O cenário contrasta com as recomendações da Sociedade Brasileira de Pediatria (SBP), cuja recomendação é que a gurizada de até 2 anos não tenha contato com telas. Já entre 2 e 5 anos o tempo não deve passar de uma hora diária, ao passo que dos 6 aos 10 o limite ideal é de duas horas por dia.
Com a palavra…
Coordenadora de Ensino Fundamental I do Colégio Anchieta, em Porto Alegre, Tatiane Ayala contextualiza as férias como oportunidade para as famílias repensarem hábitos e encontrarem um equilíbrio saudável entre o uso da tecnologia e momentos de convivência:
“Esse universo digital faz parte da vida das crianças e oferece possibilidades importantes de entretenimento e aprendizagem. O desafio não é eliminá-lo da rotina, mas garantir que ocupe espaço equilibrado, sem substituir experiências que favoreçam o desenvolvimento infantil e reforcem vínculos”.
Ainda segundo a educadora, experiências simples do cotidiano são capazes de proporcionar aprendizagens tão significativas quanto atividades estruturadas. Brincar ao ar-livre, preparar uma receita em família, montar um quebra-cabeça, desenhar, ler um livro, visitar um museu, caminhar em um parque ou conversar com pessoas próximas estimulam criatividade, imaginação, autonomia, linguagem e habilidades de convivência.
Ela acrescenta que nem sempre é preciso viajar ou investir em passeios para que o período seja marcante. “Muitas das lembranças afetivas da infância nascem dentro de casa. Uma tarde de jogos, uma cabana feita com lençóis, um chocolate quente em um dia frio ou uma visita aos avós costumam permanecer na memória por muitos anos. O que faz diferença é a qualidade da presença dos adultos.”
Para crianças entre 6 e 11 anos, essa convivência é importante para o amadurecimento emocional. Alguns minutos de atenção exclusiva, com escuta, brincadeira e interação verdadeira, podem ser mais significativos do que horas compartilhando o mesmo ambiente enquanto cada um permanece concentrado na própria tela. Outro aspecto valorizado pela especialista é permitir que exista espaço para o chamado “ócio criativo”:
“Nem todo momento precisa ser planejado. Quando experimentam um pouco de tédio, as crianças inventam brincadeiras, criam histórias, exploram materiais e descobrem interesses que dificilmente apareceriam em uma rotina completamente preenchida.”
O recesso também pode ser um bom momento para estabelecer novos combinados sobre o uso da tecnologia. Definir horários para celulares, videogames e televisão, alternando atividades online e offline e envolvendo as crianças nessas decisões, contribui para o desenvolvimento da autonomia e da responsabilidade. “Mais do que controlar, trata-se de educar para o equilíbrio”, destaca Tatiane.

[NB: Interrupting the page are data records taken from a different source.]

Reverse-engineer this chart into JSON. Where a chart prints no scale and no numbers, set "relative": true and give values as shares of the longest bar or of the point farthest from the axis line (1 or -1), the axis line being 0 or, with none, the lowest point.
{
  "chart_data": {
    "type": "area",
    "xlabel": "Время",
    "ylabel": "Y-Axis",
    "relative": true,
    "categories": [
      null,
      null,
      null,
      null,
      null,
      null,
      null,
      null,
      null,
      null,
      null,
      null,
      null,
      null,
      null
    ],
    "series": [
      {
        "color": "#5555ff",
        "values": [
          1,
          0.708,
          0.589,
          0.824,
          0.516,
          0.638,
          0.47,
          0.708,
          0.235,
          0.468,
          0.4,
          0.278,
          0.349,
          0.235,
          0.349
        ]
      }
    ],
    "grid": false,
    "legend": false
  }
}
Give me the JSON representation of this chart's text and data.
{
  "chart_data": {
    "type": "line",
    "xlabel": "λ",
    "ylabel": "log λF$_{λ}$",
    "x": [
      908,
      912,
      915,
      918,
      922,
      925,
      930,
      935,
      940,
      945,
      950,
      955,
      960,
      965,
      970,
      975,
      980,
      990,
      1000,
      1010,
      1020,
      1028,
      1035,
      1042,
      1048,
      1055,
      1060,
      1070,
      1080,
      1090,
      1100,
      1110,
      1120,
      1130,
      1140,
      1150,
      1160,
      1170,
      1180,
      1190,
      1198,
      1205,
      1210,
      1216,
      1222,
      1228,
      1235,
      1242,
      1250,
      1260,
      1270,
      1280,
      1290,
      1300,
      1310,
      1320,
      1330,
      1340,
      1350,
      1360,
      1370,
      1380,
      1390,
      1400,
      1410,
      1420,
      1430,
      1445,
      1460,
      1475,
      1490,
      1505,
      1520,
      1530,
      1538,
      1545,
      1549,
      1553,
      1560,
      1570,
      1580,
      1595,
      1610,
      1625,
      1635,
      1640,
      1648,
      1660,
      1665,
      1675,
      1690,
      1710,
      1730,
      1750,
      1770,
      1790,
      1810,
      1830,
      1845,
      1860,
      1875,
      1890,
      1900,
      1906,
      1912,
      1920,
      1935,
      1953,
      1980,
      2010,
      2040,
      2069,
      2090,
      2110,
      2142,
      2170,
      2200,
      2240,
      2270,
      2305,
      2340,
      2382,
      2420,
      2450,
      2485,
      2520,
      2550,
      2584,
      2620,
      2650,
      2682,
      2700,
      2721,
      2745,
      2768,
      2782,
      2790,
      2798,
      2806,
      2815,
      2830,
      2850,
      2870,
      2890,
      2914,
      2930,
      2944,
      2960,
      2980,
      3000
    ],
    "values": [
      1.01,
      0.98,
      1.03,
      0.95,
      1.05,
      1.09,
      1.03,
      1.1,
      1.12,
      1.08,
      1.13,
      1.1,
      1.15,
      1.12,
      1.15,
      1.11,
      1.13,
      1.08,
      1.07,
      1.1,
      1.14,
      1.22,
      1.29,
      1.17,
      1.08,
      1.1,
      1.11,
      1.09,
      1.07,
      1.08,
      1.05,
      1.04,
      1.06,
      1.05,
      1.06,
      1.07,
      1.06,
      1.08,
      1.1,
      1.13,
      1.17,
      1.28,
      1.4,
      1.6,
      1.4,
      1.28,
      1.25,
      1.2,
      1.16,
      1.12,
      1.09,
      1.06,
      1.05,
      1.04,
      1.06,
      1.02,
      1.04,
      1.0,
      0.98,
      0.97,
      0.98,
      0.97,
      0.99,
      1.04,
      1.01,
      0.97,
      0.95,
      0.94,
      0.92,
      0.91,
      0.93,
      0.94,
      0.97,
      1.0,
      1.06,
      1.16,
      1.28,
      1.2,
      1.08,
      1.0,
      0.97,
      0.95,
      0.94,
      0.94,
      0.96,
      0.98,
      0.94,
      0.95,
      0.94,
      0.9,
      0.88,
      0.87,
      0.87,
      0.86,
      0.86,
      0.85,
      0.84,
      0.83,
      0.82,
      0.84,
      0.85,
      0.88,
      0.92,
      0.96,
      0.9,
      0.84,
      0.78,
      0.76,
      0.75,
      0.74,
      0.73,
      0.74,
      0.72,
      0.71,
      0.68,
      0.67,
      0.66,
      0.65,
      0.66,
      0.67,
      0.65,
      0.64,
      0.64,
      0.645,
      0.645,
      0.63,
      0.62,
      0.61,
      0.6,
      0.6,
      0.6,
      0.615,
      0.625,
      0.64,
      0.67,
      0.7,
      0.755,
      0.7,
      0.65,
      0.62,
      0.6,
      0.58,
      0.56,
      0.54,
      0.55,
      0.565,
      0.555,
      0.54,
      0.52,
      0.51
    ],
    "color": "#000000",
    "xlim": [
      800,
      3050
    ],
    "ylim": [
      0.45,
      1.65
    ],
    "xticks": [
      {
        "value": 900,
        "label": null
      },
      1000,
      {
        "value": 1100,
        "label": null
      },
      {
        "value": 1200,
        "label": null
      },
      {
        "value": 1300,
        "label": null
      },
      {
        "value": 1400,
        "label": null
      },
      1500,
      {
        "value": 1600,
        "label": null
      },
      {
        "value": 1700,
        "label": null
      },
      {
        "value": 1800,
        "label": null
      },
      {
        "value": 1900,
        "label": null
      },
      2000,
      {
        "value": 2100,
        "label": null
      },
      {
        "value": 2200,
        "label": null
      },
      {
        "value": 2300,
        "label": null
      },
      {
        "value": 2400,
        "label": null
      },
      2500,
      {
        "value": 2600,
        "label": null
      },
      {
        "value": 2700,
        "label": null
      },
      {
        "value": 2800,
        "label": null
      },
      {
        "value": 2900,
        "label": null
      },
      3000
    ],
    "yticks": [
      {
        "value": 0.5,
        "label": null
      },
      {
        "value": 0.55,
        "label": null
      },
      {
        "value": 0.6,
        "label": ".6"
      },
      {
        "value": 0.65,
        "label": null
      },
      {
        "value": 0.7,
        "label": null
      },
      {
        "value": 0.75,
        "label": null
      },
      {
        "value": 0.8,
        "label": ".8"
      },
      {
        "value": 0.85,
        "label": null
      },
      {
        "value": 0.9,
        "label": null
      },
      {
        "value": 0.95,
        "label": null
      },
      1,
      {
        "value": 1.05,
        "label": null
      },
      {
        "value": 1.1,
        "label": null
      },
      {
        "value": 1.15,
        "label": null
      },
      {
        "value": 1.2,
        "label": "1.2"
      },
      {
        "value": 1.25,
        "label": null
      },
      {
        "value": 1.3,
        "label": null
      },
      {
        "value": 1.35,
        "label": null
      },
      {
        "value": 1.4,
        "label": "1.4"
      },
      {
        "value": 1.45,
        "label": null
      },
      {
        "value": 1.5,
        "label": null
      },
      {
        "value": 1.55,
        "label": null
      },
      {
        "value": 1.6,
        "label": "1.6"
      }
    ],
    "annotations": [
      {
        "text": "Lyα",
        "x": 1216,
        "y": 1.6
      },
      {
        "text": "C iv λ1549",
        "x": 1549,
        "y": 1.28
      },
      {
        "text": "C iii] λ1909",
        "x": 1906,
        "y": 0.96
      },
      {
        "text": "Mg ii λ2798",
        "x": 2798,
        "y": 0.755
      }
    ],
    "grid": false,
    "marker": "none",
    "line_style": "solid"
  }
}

As férias também fazem parte de um processo educativo, ao favorecer momentos de descanso, contemplação, convivência e cuidado consigo, com a família e a natureza. Tatiane conclui:
“Provavelmente as crianças não se lembrarão de todos os vídeos que assistiram durante o recesso, mas dificilmente esquecerão da caminhada em uma manhã de sol, do bolo preparado em família ou da brincadeira inventada na sala de casa. São experiências que fortalecem vínculos e constroem memórias afetivas para toda a vida”.